Il y avait encore dans ces mots «la belle demoiselle» une nuance qui importuna Marius. Il reprit:
– Enfin n'importe! l'adresse du père et de la fille. Leur adresse, quoi!
Elle le regarda fixement.
– Qu'est-ce que vous me donnerez?
– Tout ce que tu voudras!
– Tout ce que je voudrai?
– Oui.
– Vous aurez l'adresse.
Elle baissa la tête, puis d'un mouvement brusque elle tira la porte qui se referma.
Marius se retrouva seul.
Il se laissa tomber sur une chaise, la tête et les deux coudes sur son lit, abîmé dans des pensées qu'il ne pouvait saisir et comme en proie à un vertige. Tout ce qui s'était passé depuis le matin, l'apparition de l'ange, sa disparition, ce que cette créature venait de lui dire, une lueur d'espérance flottant dans un désespoir immense, voilà ce qui emplissait confusément son cerveau.

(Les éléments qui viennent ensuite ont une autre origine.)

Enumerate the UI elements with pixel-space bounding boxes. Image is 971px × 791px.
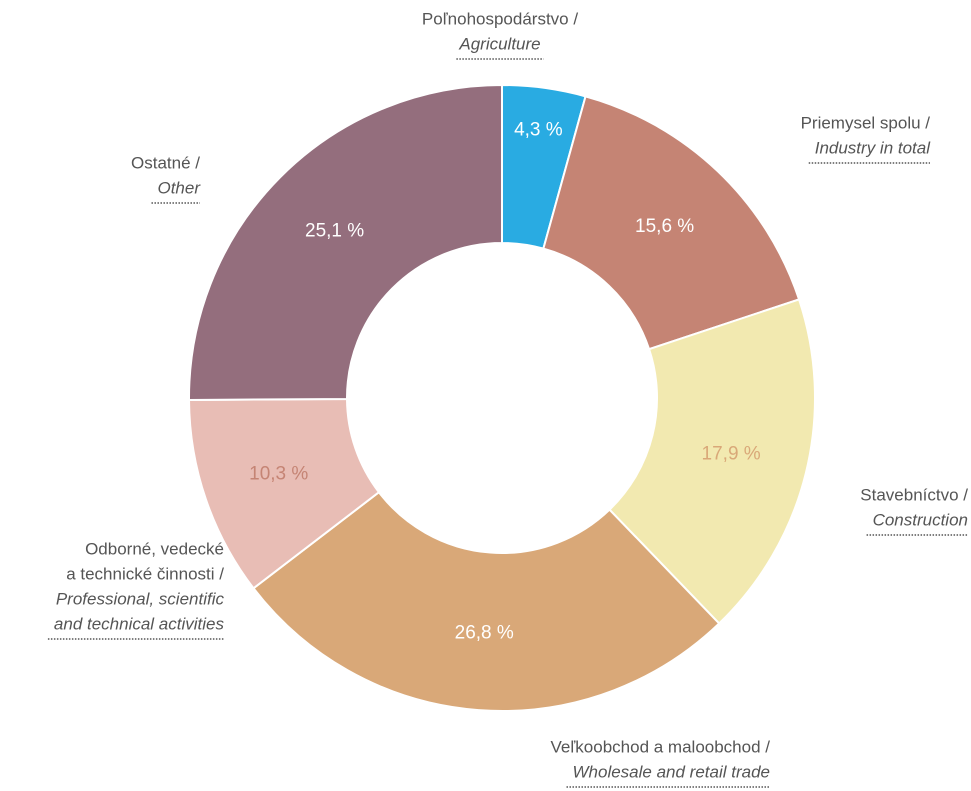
category-label: Veľkoobchod a maloobchod / Wholesale and …	[550, 737, 770, 788]
donut-slice	[188, 83, 503, 401]
category-label-sk: a technické činnosti /	[66, 564, 224, 583]
category-label-en: Construction	[873, 510, 968, 529]
category-label: Priemysel spolu / Industry in total	[801, 113, 932, 164]
value-label: 4,3 %	[514, 119, 563, 140]
value-label: 26,8 %	[455, 622, 514, 643]
category-label-en: and technical activities	[54, 614, 225, 633]
donut-slice	[608, 298, 816, 625]
category-label-sk: Ostatné /	[131, 153, 200, 172]
donut-slice	[252, 490, 721, 712]
value-label: 15,6 %	[635, 216, 694, 237]
category-label: Poľnohospodárstvo / Agriculture	[422, 9, 578, 60]
category-label-sk: Veľkoobchod a maloobchod /	[550, 737, 770, 756]
category-label-en: Wholesale and retail trade	[572, 762, 770, 781]
category-label-en: Other	[157, 178, 201, 197]
donut-slice	[542, 95, 801, 351]
category-label: Odborné, vedecké a technické činnosti / Pr…	[47, 539, 225, 640]
category-label: Stavebníctvo / Construction	[860, 485, 968, 536]
category-label: Ostatné / Other	[131, 153, 201, 204]
value-label: 10,3 %	[249, 463, 308, 484]
category-label-sk: Stavebníctvo /	[860, 485, 968, 504]
category-label-sk: Odborné, vedecké	[85, 539, 224, 558]
category-label-en: Industry in total	[815, 138, 932, 157]
category-label-sk: Poľnohospodárstvo /	[422, 9, 578, 28]
value-label: 25,1 %	[305, 221, 364, 242]
value-label: 17,9 %	[702, 444, 761, 465]
category-label-en: Agriculture	[458, 34, 540, 53]
category-label-sk: Priemysel spolu /	[801, 113, 931, 132]
category-label-en: Professional, scientific	[56, 589, 225, 608]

Tout à coup il fut violemment arraché à sa rêverie.
Il entendit la voix haute et dure de Jondrette prononcer ces paroles pleines du plus étrange intérêt pour lui:
– Je te dis que j'en suis sûr et que je l'ai reconnu.
De qui parlait Jondrette? il avait reconnu qui? M. Leblanc? le père de «son Ursule»? quoi! est-ce que Jondrette le connaissait? Marius allait-il avoir de cette façon brusque et inattendue tous les renseignements sans lesquels sa vie était obscure pour lui-même? allait-il savoir enfin qui il aimait, qui était cette jeune fille? qui était son père? l'ombre si épaisse qui les couvrait était-elle au moment de s'éclaircir? Le voile allait-il se déchirer? Ah! ciel!
Il bondit, plutôt qu'il ne monta, sur la commode, et reprit sa place près de la petite lucarne de la cloison.
Il revoyait l'intérieur du bouge Jondrette.